Thursday, 29 July 2010


Apparently, I got used to not blogging.

Lo, behold and beware, then. I'm not-exactly-holidaying in the mountains. It's a combo of hiding from people in order to write my thesis and asthma treatment. I've settled in my hotel suite in this Podunk (tomorrow's quest is to go to the nearest ATM. 3km through the woods or 8 km on the road) and so far, I've procured a decent writing table and gathered an armful of St. John's wort for dyeing wool which is not exactly the sort of productivity I expected. Well, yeah, I've made around a bajillion of decants I've sent from the local post office (and ran out of cash to mail the rest, thus the trip tomorrow) but no really serious work was done.

Also, my usb ports ignore data storage media so there will be no pictures until sometime later. Only words.

To start with, we're buying the next door house. I prefer to call it chalet, it's one, after all. We being me and my father, whom the hotel belongs (1). Because, for some reason, the ski lift belongs to the hotel. The ski slope, on which it stands, belongs to the chalet and its five or six hectares of land. Apart from the actual slope, there are some woods and meadows uphill.
Have you noticed that I'm not overly enthused about academic career?
Have you noticed that I've got some inexplicable affinity to sheep? Well, not yet, I still need to write about my trip to England but say Yes to yourself and ignore the doubts.

So, obviously, I've been wandering around, planning the landscaping (my own garden, yay, and there's a spring and a swamp for swamp irises!) and the general style (village chic or some such. No 'folk' crap bought wholesale, homegrown mint for mojitos and teas and such), the bar (homemade crisps? not sure whether it's doable but certainly homemade cakes from whatever the garden yields) and... sheepies.

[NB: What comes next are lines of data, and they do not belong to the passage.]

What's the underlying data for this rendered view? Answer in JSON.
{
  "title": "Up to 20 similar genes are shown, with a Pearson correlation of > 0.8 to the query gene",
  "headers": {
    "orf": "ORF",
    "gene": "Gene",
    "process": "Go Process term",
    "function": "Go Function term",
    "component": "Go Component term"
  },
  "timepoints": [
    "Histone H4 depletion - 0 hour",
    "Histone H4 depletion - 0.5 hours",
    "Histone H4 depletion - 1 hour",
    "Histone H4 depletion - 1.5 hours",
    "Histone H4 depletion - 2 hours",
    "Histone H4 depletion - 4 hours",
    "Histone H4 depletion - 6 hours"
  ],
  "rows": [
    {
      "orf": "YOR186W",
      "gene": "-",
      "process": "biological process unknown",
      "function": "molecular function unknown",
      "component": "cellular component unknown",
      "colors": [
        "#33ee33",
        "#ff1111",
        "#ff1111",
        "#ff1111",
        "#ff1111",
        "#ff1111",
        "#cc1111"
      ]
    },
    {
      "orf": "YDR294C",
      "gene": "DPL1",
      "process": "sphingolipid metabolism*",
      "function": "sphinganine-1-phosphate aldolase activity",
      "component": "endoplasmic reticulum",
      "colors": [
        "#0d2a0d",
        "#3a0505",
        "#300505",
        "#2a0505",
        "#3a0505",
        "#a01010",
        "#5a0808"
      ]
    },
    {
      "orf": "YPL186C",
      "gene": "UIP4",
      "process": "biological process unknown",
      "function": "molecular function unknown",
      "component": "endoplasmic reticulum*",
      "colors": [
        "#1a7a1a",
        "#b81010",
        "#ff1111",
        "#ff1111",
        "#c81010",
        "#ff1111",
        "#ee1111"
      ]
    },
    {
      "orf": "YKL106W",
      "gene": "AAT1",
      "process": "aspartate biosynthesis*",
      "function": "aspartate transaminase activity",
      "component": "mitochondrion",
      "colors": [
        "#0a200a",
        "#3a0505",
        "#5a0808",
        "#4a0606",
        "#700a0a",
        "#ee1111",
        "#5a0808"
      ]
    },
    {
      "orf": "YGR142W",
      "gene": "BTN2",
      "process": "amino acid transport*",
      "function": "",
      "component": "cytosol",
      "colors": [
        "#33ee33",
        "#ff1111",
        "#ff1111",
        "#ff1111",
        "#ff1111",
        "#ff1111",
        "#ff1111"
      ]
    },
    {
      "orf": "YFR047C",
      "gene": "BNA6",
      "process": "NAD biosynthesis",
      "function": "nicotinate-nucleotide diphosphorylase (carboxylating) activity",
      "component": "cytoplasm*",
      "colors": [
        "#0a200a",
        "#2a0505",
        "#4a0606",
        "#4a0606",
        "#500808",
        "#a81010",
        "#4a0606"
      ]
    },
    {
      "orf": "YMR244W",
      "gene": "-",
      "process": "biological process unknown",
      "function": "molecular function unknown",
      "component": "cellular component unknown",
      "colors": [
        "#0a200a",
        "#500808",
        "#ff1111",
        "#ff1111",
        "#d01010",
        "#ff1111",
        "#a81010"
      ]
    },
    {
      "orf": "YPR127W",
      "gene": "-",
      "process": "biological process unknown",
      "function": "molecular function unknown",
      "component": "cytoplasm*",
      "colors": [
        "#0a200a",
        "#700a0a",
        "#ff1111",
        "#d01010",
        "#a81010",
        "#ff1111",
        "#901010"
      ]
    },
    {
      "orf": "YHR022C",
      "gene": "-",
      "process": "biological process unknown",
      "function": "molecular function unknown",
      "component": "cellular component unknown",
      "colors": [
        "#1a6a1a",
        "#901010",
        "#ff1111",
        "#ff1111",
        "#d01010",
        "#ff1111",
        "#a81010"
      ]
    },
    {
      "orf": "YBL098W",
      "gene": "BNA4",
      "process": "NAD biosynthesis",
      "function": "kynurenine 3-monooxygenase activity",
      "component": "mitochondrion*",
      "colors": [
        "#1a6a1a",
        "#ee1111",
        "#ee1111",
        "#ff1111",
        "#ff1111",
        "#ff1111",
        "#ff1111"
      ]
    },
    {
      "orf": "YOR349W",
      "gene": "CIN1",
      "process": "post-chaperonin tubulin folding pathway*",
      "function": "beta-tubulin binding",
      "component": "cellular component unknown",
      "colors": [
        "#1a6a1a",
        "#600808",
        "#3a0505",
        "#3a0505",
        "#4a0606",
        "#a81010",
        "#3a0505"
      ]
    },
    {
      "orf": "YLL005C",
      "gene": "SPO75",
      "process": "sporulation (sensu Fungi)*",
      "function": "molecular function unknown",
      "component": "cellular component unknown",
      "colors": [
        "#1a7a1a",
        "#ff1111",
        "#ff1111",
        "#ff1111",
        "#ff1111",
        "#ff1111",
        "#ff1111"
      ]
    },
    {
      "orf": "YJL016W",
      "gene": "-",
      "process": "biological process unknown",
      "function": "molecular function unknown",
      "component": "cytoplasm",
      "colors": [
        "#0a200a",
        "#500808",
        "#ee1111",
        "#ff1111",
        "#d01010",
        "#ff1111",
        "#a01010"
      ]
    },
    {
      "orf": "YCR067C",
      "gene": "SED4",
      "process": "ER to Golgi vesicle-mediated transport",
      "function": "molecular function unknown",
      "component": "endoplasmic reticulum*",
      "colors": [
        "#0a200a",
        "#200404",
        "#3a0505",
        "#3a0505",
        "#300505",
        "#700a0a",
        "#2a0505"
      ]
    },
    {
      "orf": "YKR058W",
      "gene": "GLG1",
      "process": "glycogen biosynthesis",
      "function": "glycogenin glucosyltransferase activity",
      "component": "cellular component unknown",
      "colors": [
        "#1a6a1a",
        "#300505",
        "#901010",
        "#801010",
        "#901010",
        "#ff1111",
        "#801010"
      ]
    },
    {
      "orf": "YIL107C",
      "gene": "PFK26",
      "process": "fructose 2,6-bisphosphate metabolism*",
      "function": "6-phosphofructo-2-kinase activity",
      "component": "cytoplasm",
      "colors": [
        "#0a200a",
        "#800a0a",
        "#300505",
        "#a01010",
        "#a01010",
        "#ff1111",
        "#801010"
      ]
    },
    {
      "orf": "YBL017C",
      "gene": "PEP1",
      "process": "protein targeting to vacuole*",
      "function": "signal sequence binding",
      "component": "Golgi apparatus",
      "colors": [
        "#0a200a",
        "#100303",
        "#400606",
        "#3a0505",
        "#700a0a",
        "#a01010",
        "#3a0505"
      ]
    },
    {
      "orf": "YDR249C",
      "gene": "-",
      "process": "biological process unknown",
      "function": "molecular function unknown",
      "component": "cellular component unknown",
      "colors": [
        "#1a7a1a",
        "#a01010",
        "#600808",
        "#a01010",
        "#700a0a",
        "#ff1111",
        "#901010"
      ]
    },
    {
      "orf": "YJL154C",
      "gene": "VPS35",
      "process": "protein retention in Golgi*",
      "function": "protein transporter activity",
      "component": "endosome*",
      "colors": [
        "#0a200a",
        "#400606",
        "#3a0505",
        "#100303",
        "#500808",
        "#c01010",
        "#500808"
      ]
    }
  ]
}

You're officially permitted to call me silly. Or even worse. No, I know nothing about sheep but that they are stupid and produce fibre. Recently, I've learned that they are loud and that they can run really fast. Yes, sheep in full gallop are something memorable. Meantime, I've found out that they are even stupider but docile (thus manageable, one hopes) and that they tend to get all parasites imaginable. But, squeeeee, my own fibre (2). And if it fails, the sheep can be made into kebabs and served to the hotel guests as a special attraction for the New Year's party or something. (3)

Now I need to cool down and wait until my enthusiasm is gone. But, hey, I could grow my own garden without my mother and her Prussian gardening style! Damn.

(1) My family is not filthy rich, just mildly stainedly rich, that's it.
(2) I produced two hanks of handspun. Bulky and underspun, to be exact. One was in ghastly colours and I traded it for something I found more reasonable but the recipient glowed with glee, the other I still have. And, well, metre and half of superwash merino and Meezer blend. Still a way to go.
(3) Mental note: try on something less expensive than, say, California Variegated Mutant.


  1. Cara Linda, that's a great plan! I like the idea of having a flock; and knitting pullovers using handspun wool of the own sheep. Just archaic! I wish you good luck for that. Best, Laura

  2. Nice to hear from you again, Laura.
    It's a rather distant future, I'm afraid, but a girl can dream, no?